Ce samedi 21 mars 2026, le Gabon célèbre le Mvet Oyeng. Bien plus qu’une simple fête culturelle, cette journée est une immersion dans ce qui définit l’identité gabonaise. Si l’inscription de cet art au patrimoine immatériel de l’humanité par l’UNESCO a marqué une reconnaissance mondiale historique, l’essentiel reste ailleurs : dans le son des cordes et le souffle du conteur.
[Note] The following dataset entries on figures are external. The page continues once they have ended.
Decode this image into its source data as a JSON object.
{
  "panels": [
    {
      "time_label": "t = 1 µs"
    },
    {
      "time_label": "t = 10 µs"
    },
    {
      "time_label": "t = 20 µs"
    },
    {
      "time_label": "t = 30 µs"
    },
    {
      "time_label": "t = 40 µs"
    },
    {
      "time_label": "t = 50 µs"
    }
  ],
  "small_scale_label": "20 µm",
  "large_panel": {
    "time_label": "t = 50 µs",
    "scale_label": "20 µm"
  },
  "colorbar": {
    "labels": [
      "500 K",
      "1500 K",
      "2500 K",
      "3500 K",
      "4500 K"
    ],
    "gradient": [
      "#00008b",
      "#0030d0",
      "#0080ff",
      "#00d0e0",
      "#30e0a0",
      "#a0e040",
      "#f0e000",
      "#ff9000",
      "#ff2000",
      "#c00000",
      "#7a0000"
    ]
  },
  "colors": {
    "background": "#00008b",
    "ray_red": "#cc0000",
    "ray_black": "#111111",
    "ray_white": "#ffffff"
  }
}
Le terme « Mvet Oyeng » est une trinité. Il désigne à la fois l’instrument, cette harpe-cithare dont les cordes résonnent sur des calebasses, le récit épique qu’il porte, et le musicien-conteur lui-même, le mbôm-mvet. Entrer dans une représentation de Mvet, c’est entrer dans un dialogue. Ici, le public ne se contente pas de regarder : il participe, tape des mains, joue des baguettes et répond au conteur. C’est un art total qui explore la philosophie, la spiritualité et cette quête éternelle de l’immortalité qui habite les récits mythiques d’Afrique centrale.
Entre sacré et populaire
Le Mvet possède deux visages. Il y a la forme sacrée, réservée aux initiés et transmise selon un processus strict lors d’événements majeurs de la vie communautaire. Elle est le gardien des secrets et des valeurs les plus anciennes. Et il y a la forme populaire, plus souple, qui s’invite dans les célébrations publiques et les spectacles modernes, permettant à chaque génération de se réapproprier cette poésie épique.
Comme le rappelle le Dr Thierry Patrick Nzamba Nzamba : « Que les oreilles écoutent, qu’elles écoutent le Mvet ». Cet appel n’est pas seulement une invitation à entendre une mélodie, c’est une invitation à recevoir la sagesse qu’elle porte.
Un héritage vivant à préserver
Célébrer le Mvet aujourd’hui, c’est affirmer que notre richesse culturelle n’est pas un vestige du passé, mais un socle solide pour l’avenir. En renforçant la visibilité de ces savoirs traditionnels, nous assurons leur pérennité et leur transmission aux nouvelles générations. C’est en maîtrisant nos propres récits et en faisant résonner notre musique ancestrale que nous gardons vivante l’âme du Gabon, tout en offrant au monde une part unique de notre patrimoine partagé.